No ano de 1607, a região de Pocahontas foi perturbada por europeus. Fidalgos arruinados, escroques e caçadores de ouro vieram se
estabelecer no rio Potomac, e
construíram cabanas de madeiras.
Deram às cabanas o nome de Jamestown, e chamaram Virgínia a
sua colônia. A Virgínia não passava, nesses anos, de um miserável e
pequeno forte construído na baía
de Chesapeake, no meio dos domínios do grande rei Powhatan.
Os colonos elegeram para presidente da colônia John Smith, que
outrora vivera uma aventura entre
os turcos. Caminhavam sobre as
rochas e viviam do mar e do pouco
que podiam obter pelo tráfico com
os indígenas.
No começo foram recebidos
com uma grande cerimônia. Um
sacerdote selvagem veio tocar
diante deles uma flauta de caniço,
usando em volta de seus cabelos
atados uma coroa de pele de gamo
pintada de vermelho, e aberta como uma rosa. Seu corpo estava
pintado de carmesim, seu rosto de
azul; e ele tinha a pele salpicada
com pontos de prata nativa. Então, com o rosto impassível, ele
sentou-se numa esteira, e fumou
um cachimbo de tabaco.
Depois outros se alinharam em
colunas que formavam quadrados, pintados de negro, vermelho
e branco, e alguns pintados pela
metade, cantando e dançando
diante de seu ídolo Oki, feito de
peles de serpentes recheadas de
musgo e ornado com correntes de
cobre.
Mas alguns dias depois, o capitão
Smith, ao explorar o rio numa canoa, foi de repente atacado e
amarrado. Levaram-no entre gritos terríveis até uma casa comprida onde ele ficou vigiado por 40
selvagens.

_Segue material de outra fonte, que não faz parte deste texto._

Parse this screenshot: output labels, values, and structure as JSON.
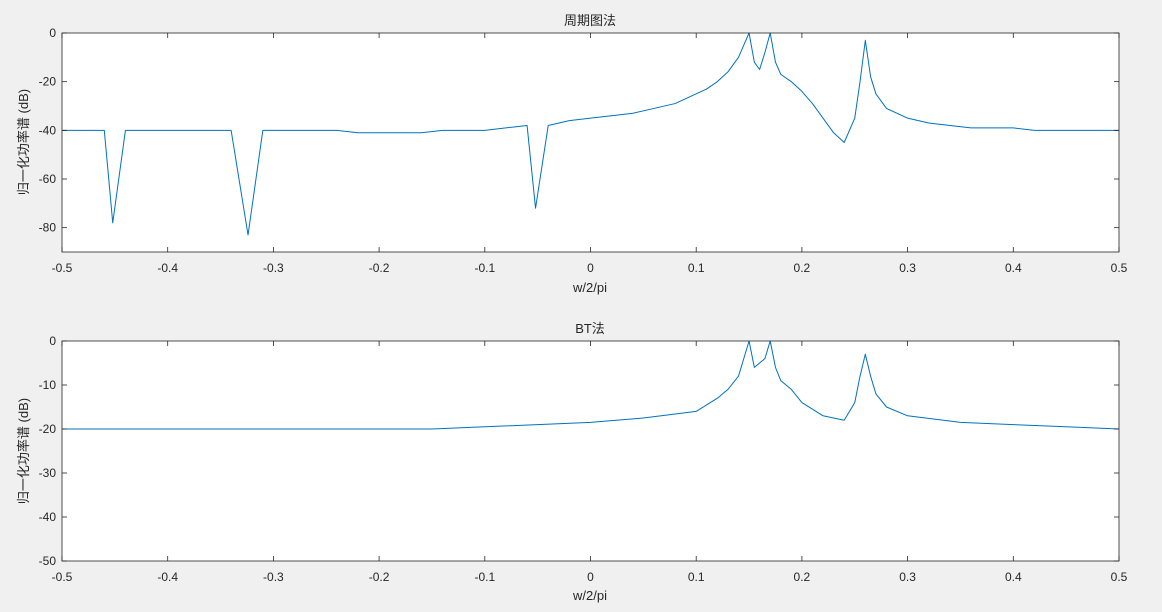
{
  "chart_data": [
    {
      "type": "line",
      "title": "周期图法",
      "xlabel": "w/2/pi",
      "ylabel": "归一化功率谱 (dB)",
      "xlim": [
        -0.5,
        0.5
      ],
      "ylim": [
        -90,
        0
      ],
      "x_ticks": [
        -0.5,
        -0.4,
        -0.3,
        -0.2,
        -0.1,
        0,
        0.1,
        0.2,
        0.3,
        0.4,
        0.5
      ],
      "x_tick_labels": [
        "-0.5",
        "-0.4",
        "-0.3",
        "-0.2",
        "-0.1",
        "0",
        "0.1",
        "0.2",
        "0.3",
        "0.4",
        "0.5"
      ],
      "y_ticks": [
        0,
        -20,
        -40,
        -60,
        -80
      ],
      "y_tick_labels": [
        "0",
        "-20",
        "-40",
        "-60",
        "-80"
      ],
      "grid": false,
      "line_color": "#0072BD",
      "series": [
        {
          "x": [
            -0.5,
            -0.48,
            -0.46,
            -0.452,
            -0.44,
            -0.42,
            -0.4,
            -0.38,
            -0.36,
            -0.34,
            -0.324,
            -0.31,
            -0.3,
            -0.28,
            -0.26,
            -0.24,
            -0.22,
            -0.2,
            -0.18,
            -0.16,
            -0.14,
            -0.12,
            -0.1,
            -0.08,
            -0.06,
            -0.052,
            -0.04,
            -0.02,
            0,
            0.02,
            0.04,
            0.06,
            0.08,
            0.09,
            0.1,
            0.11,
            0.12,
            0.13,
            0.14,
            0.145,
            0.15,
            0.155,
            0.16,
            0.165,
            0.17,
            0.175,
            0.18,
            0.19,
            0.2,
            0.21,
            0.22,
            0.23,
            0.24,
            0.25,
            0.255,
            0.26,
            0.265,
            0.27,
            0.28,
            0.3,
            0.32,
            0.34,
            0.36,
            0.38,
            0.4,
            0.42,
            0.44,
            0.46,
            0.48,
            0.495,
            0.5
          ],
          "y": [
            -40,
            -40,
            -40,
            -78,
            -40,
            -40,
            -40,
            -40,
            -40,
            -40,
            -83,
            -40,
            -40,
            -40,
            -40,
            -40,
            -41,
            -41,
            -41,
            -41,
            -40,
            -40,
            -40,
            -39,
            -38,
            -72,
            -38,
            -36,
            -35,
            -34,
            -33,
            -31,
            -29,
            -27,
            -25,
            -23,
            -20,
            -16,
            -10,
            -5,
            0,
            -12,
            -15,
            -8,
            0,
            -12,
            -17,
            -20,
            -24,
            -29,
            -35,
            -41,
            -45,
            -35,
            -20,
            -3,
            -18,
            -25,
            -31,
            -35,
            -37,
            -38,
            -39,
            -39,
            -39,
            -40,
            -40,
            -40,
            -40,
            -40,
            -40
          ]
        }
      ]
    },
    {
      "type": "line",
      "title": "BT法",
      "xlabel": "w/2/pi",
      "ylabel": "归一化功率谱 (dB)",
      "xlim": [
        -0.5,
        0.5
      ],
      "ylim": [
        -50,
        0
      ],
      "x_ticks": [
        -0.5,
        -0.4,
        -0.3,
        -0.2,
        -0.1,
        0,
        0.1,
        0.2,
        0.3,
        0.4,
        0.5
      ],
      "x_tick_labels": [
        "-0.5",
        "-0.4",
        "-0.3",
        "-0.2",
        "-0.1",
        "0",
        "0.1",
        "0.2",
        "0.3",
        "0.4",
        "0.5"
      ],
      "y_ticks": [
        0,
        -10,
        -20,
        -30,
        -40,
        -50
      ],
      "y_tick_labels": [
        "0",
        "-10",
        "-20",
        "-30",
        "-40",
        "-50"
      ],
      "grid": false,
      "line_color": "#0072BD",
      "series": [
        {
          "x": [
            -0.5,
            -0.45,
            -0.4,
            -0.35,
            -0.3,
            -0.25,
            -0.2,
            -0.15,
            -0.1,
            -0.05,
            0,
            0.05,
            0.1,
            0.12,
            0.13,
            0.14,
            0.145,
            0.15,
            0.155,
            0.16,
            0.165,
            0.17,
            0.175,
            0.18,
            0.19,
            0.2,
            0.22,
            0.24,
            0.25,
            0.255,
            0.26,
            0.265,
            0.27,
            0.28,
            0.3,
            0.35,
            0.4,
            0.45,
            0.5
          ],
          "y": [
            -20,
            -20,
            -20,
            -20,
            -20,
            -20,
            -20,
            -20,
            -19.5,
            -19,
            -18.5,
            -17.5,
            -16,
            -13,
            -11,
            -8,
            -4,
            0,
            -6,
            -5,
            -4,
            0,
            -6,
            -9,
            -11,
            -14,
            -17,
            -18,
            -14,
            -8,
            -3,
            -8,
            -12,
            -15,
            -17,
            -18.5,
            -19,
            -19.5,
            -20
          ]
        }
      ]
    }
  ]
}
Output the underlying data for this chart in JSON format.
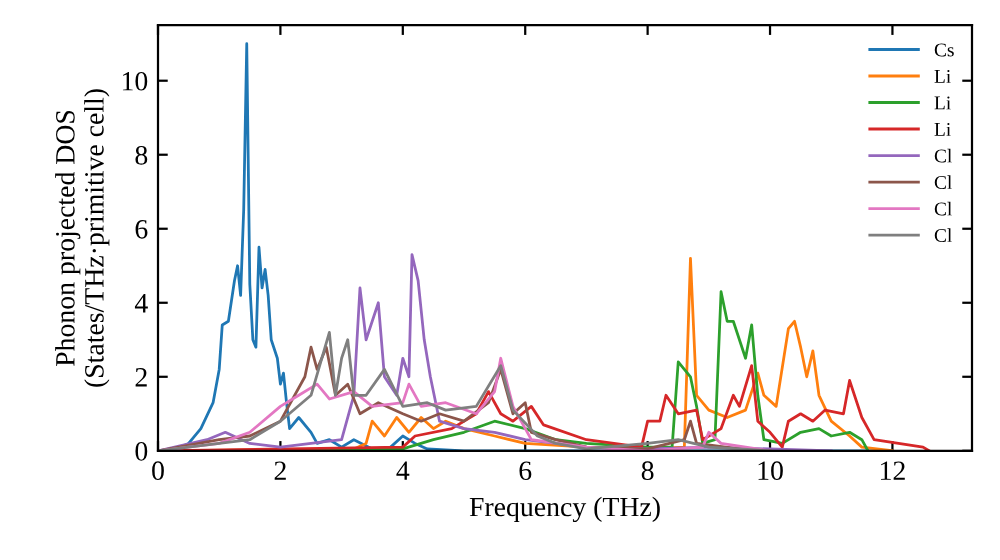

Os sacerdotes, com seus
olhos pintados de vermelho e as figuras negras atravessadas por
grandes listras brancas, cercaram
duas vezes a fogueira da casa de
guarda com um rasto de farinha e
de grãos de trigo. Em seguida John
Smith foi conduzido à cabana do
rei. Powhatan estava vestido com
suas peles e aqueles que o rodeavam tinham os cabelos ornados
com penugens de pássaro. Uma
mulher trouxe água para o capitão
lavar suas mãos, e uma outra as
enxugou com um tufo de plumas.
Enquanto isso dois gigantes vermelhos depuseram duas pedras lisas aos pés de Powhatan. E o rei
levantou a mão, indicando que
John Smith ia ser deitado sobre essas pedras e que esmagaria sua cabeça a golpe de clava.
Pocahontas só tinha 12 anos e
avançava timidamente sua figura
entre os conselheiros. Ela gemeu,
correu para o capitão e pôs a cabeça contra seu rosto. John Smith tinha 29 anos, grandes bigodes, a
barba em leque, e seu rosto era
aquilino. Disseram-lhe que o nome da filha do rei, que lhe salvava a
vida, era Pocahontas. Mas este não
era seu verdadeiro nome. O rei Powhatan fez a paz com John Smith e
o colocou em liberdade.
Um ano mais tarde, o capitão
Smith acampou com sua tropa na
floresta fluvial. Era noite espessa;
uma chuva penetrante abafava
qualquer barulho. Súbito, Pocahontas tocou o ombro do capitão.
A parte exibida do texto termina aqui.